Perhaps, we may wish to revisit and re-read the story of the Good Samaritan and reflect on and ask questions that we have never thought of about the story, especially around all sorts of distancing imposed by religion, cultures and traditions, and ideal for systems not so ‘invisible hand’ to maintain. In the story there is the one who steps-out (or in) to risk breaking the rules and the taboos, coming to the help of someone in dire need. There are those who are visibly shown as keeping their distance away from the one in desperate need. Then there are the not so invisible culprits – the robbers and the systemic thief. While the former takes by brutal force with no regard for life (and may claim to be a product of the system); the latter includes those responsible to ensure that the road was safe for every traveller, as well as, the crafters of rules so rigid that its believers cannot even be moved by compassion to respond to the dire/urgent need of another human being.
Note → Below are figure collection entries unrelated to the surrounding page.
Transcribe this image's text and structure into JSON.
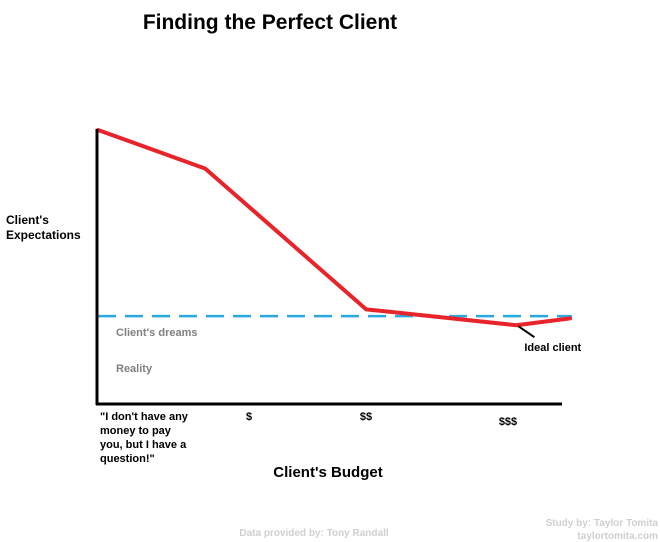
{
  "chart_data": {
    "type": "line",
    "title": "Finding the Perfect Client",
    "ylabel_lines": [
      "Client's",
      "Expectations"
    ],
    "xlabel": "Client's Budget",
    "categories": [
      "\"I don't have any money to pay you, but I have a question!\"",
      "$",
      "$$",
      "$$$"
    ],
    "category_lines": [
      [
        "\"I don't have any",
        "money to pay",
        "you, but I have a",
        "question!\""
      ],
      [
        "$"
      ],
      [
        "$$"
      ],
      [
        "$$$"
      ]
    ],
    "x_range": [
      0,
      4.4
    ],
    "y_range": [
      0,
      10
    ],
    "series": [
      {
        "color": "#e8242b",
        "x": [
          0,
          1,
          2.5,
          3.9,
          4.4
        ],
        "y": [
          10,
          8.3,
          2.1,
          1.4,
          1.7
        ]
      }
    ],
    "reference_line": {
      "y": 1.8,
      "color": "#29a9e0",
      "style": "dashed"
    },
    "zone_labels": {
      "above": "Client's dreams",
      "below": "Reality"
    },
    "annotation": {
      "text": "Ideal client",
      "target_x": 3.9,
      "target_y": 1.4
    },
    "grid": false,
    "legend": "none"
  },
  "credits": {
    "data_source": "Data provided by: Tony Randall",
    "study": "Study by: Taylor Tomita",
    "website": "taylortomita.com"
  }
}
But back to the question that started this reflection. The communities in which churches are located will keep their distance from us and what we are about, if our focus is about our own organisational agenda like repairing finances, restoring events, and the preservation of doctrines and teachings that continue to marginalise and exclude. The ‘new normal’ of the way of Jesus is always and only about full and flourishing life for all. The habit of any ‘normal’ of this new is that it will challenge every attempt at normativity. God in Christ will continue to seek home in the hearts and lives of those pushed on the margins, to the extent of distancing from the very body that may pretend to be speaking on God’s behalf’. This I have no doubt about.